Wednesday, January 9, 2008

Step Back on Housing

In case you haven't heard, the housing market in this country is having its problems. No need to rehash it here. However, there is one point that seems to get lost in all the discussion about foreclosures and people being forced to live in cardboard boxes. Prices and sales are down, in most places and inventories are higher, again in most places. There has been an exhaustive and continual analysis of the mortgage market and how it has changed in the last nine months; the range of mortgage products and the availability of money has declined precipitously. What hasn't been talked about is that the speculation bid has left the market.

In many of the high-flying real estate markets this decade, speculators were major players in many of them. They're gone. Prices are going down and money isn't available. The only speculation now is coming from vulture and distressed investors, not the speculators we had seen over the past few years, and the distressed buyers aren't coming in in any significant way at this point. It really surprises me that so-called experts are confounded about sales dropping as much as they have. In some markets, speculation accounted for 25+% of sales. With that number hovering around 0% of sales, coupled with everything else going on, and sales will be lower.

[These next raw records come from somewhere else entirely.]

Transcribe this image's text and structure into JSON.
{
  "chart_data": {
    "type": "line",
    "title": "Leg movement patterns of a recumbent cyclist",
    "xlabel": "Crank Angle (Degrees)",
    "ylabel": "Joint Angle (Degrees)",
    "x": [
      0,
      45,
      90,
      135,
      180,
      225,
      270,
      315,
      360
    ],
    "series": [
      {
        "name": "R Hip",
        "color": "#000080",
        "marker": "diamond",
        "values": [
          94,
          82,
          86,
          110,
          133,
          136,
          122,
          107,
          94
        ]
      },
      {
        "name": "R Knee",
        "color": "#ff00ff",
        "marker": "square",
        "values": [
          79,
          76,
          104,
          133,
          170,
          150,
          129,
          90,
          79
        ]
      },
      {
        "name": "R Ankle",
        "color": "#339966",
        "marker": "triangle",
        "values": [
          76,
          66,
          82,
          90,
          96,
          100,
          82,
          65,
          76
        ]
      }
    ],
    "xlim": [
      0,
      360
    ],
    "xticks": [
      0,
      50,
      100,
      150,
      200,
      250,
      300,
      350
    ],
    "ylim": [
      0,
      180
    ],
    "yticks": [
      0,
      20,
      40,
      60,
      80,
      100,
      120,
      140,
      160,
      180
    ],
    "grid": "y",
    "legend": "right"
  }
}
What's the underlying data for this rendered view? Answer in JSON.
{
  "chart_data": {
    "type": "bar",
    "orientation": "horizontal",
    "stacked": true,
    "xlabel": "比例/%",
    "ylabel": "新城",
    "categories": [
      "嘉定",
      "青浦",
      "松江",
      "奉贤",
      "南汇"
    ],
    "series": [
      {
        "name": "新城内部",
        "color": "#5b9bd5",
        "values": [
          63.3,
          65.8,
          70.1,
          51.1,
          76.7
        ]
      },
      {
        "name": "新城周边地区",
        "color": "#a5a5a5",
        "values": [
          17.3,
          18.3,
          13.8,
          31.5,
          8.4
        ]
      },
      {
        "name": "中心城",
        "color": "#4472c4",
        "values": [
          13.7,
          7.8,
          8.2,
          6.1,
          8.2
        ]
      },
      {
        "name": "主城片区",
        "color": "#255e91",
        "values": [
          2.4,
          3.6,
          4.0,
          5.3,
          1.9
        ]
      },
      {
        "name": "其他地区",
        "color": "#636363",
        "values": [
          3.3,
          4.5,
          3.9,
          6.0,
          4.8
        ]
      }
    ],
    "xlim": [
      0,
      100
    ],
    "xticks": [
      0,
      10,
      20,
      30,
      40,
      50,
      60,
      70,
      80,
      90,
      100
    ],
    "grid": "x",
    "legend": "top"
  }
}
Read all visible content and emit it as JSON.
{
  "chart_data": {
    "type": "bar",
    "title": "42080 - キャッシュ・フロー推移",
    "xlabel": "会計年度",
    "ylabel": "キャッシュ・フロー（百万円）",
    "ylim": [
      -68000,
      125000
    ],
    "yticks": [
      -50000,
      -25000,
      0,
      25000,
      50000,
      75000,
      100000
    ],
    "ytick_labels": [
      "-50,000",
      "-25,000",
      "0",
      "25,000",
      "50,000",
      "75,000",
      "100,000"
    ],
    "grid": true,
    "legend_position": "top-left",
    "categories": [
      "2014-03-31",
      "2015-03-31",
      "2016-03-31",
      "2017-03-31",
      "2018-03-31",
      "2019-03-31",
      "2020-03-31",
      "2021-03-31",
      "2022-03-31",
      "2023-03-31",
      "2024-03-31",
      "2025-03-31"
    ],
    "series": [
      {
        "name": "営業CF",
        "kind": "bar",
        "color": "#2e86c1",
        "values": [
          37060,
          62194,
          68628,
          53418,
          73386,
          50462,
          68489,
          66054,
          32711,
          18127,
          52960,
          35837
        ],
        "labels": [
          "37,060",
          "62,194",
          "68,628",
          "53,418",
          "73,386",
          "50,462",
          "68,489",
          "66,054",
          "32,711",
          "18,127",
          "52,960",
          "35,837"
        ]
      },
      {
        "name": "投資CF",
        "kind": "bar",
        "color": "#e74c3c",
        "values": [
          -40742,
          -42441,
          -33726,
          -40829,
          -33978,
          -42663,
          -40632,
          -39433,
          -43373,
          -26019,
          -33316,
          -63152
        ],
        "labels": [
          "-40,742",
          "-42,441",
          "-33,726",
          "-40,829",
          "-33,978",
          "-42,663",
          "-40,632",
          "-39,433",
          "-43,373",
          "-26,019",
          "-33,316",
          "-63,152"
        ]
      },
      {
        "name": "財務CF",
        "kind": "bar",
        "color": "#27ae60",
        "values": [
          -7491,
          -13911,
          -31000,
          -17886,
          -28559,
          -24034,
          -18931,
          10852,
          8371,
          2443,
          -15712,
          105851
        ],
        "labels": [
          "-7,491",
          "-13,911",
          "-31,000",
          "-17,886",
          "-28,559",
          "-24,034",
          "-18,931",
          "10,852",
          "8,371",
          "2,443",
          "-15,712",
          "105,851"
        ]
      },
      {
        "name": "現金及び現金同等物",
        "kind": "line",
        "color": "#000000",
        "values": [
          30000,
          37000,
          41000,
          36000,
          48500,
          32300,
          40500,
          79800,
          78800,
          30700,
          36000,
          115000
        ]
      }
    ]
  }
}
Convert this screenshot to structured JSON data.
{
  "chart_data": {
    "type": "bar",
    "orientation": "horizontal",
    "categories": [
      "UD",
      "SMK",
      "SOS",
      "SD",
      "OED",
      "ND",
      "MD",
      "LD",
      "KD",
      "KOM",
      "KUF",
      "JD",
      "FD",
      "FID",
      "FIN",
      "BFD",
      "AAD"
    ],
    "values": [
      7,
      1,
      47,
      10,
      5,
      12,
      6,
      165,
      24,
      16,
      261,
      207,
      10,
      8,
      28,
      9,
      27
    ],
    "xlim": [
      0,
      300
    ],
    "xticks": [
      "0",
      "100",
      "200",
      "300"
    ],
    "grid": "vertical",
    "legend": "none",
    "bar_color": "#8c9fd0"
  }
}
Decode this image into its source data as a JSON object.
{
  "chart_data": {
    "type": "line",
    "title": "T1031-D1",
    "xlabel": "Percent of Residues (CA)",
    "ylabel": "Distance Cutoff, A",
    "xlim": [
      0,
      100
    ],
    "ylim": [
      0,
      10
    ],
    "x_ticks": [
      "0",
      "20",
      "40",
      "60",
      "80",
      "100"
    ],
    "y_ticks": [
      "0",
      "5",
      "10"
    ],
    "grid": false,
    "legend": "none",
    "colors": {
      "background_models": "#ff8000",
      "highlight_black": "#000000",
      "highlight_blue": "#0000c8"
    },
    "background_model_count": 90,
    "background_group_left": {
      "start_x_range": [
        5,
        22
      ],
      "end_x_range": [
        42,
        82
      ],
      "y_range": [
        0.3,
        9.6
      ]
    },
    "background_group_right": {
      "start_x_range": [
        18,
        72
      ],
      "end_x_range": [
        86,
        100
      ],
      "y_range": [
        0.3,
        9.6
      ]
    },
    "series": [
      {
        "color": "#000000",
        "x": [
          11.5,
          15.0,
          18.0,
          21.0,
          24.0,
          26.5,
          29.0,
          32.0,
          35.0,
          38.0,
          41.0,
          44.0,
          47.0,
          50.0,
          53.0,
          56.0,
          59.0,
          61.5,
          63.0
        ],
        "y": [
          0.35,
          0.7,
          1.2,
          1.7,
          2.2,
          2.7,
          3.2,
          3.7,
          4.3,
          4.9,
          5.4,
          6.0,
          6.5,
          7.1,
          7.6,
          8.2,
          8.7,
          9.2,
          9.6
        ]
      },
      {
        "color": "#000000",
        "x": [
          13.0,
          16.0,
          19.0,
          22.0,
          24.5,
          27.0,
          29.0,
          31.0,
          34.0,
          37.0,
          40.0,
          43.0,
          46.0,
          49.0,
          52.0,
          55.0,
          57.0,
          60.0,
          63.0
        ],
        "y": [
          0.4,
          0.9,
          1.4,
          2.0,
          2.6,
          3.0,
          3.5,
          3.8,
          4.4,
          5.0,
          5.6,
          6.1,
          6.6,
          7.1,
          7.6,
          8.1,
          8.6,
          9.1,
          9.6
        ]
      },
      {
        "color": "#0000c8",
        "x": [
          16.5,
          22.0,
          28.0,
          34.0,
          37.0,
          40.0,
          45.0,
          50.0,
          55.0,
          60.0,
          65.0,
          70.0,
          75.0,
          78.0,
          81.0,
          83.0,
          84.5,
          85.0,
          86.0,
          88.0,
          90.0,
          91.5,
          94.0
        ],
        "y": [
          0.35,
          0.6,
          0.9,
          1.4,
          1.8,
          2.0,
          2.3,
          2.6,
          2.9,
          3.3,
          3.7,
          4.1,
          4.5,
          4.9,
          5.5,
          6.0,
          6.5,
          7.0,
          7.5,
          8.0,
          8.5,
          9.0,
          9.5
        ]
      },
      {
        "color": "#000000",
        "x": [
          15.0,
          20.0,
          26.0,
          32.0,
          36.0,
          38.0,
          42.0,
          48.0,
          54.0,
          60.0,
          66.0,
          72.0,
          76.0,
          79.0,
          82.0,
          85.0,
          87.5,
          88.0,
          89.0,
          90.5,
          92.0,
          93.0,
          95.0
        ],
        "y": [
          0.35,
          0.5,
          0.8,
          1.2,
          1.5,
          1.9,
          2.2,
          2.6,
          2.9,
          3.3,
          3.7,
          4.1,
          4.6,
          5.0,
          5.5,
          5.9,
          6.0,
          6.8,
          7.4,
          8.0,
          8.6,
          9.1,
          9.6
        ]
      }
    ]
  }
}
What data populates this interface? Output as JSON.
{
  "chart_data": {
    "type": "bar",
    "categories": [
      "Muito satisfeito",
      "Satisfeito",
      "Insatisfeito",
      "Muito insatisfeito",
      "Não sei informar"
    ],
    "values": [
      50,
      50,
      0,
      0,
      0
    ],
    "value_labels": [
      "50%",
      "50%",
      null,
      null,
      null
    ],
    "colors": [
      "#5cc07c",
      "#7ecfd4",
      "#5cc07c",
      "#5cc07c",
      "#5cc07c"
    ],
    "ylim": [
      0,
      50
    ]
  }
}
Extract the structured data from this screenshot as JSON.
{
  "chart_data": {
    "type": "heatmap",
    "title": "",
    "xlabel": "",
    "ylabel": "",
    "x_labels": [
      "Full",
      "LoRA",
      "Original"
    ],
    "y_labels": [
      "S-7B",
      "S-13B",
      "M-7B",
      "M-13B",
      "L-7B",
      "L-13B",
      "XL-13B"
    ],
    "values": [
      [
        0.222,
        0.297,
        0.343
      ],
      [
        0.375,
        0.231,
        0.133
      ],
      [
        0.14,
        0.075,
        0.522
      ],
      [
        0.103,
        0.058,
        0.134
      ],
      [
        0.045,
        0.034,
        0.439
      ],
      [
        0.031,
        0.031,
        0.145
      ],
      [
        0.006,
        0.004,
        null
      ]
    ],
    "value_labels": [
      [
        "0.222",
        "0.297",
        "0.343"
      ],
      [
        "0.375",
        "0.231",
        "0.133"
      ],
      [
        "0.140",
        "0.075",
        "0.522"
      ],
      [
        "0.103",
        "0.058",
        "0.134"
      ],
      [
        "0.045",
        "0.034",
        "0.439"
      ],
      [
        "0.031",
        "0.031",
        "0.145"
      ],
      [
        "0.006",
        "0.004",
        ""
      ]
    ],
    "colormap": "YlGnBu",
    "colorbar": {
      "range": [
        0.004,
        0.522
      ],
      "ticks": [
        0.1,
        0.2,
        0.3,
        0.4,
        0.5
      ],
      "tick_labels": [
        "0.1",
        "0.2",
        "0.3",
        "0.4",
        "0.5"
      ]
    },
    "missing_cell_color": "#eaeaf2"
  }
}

All real estate is local. Here in North Jersey, while prices aren't ratcheting higher, they aren't falling off a cliff either and sales are getting done. In Manhattan, prices are ratcheting higher, propelled by a foreign bid willing to pay what seems like stupid prices (at least now, they are). The point is, like every other asset, prices are driven by supply and demand (if you question this, try to buy Guitar Hero III or a Wii). The real estate asset price bubbles need to be worked out (This is a common theme in this blog). The sooner the better for everyone.

1 comment:

Anonymous said...

You, once again, hit the proverbial nail on the head o'Bondguy.

The real estate market (in some locales) is a classic asset bubble. I view it as being similar to the tech bubble of the late 1990s.

Now, as then, the public (and Wall Street) wants "something" done about this. There is a general desire to return to the unsustainable real estate market of a few years earlier. There is a letter in today's Wall Street Journal criticizing Bush for not being as good as Clinton becuase his 401K has not risen as it did during the tech bubble and wants a return to those days.

Here is a message to everyone. The value of many tech stocks in the 90s and the value of many properties and related asset-backed securities is vapor! There is no substance to these asset values. They never should have been at elevated levels and were pushed there by poor monetary policy and the irrational greed of investors.

The worst thing the Fed, Congress or the administration could do is attempt to fix the problem by re-engineering the hosuing bubble.

There is no excuse that the Wall Street brain trust did not see this coming. A few of us in my profession were discussing this back in 2005. However, Wall Street fell in love with quant models which were to brilliant to fail.

No strategy is ever too fool-proof and no company is too big to fail.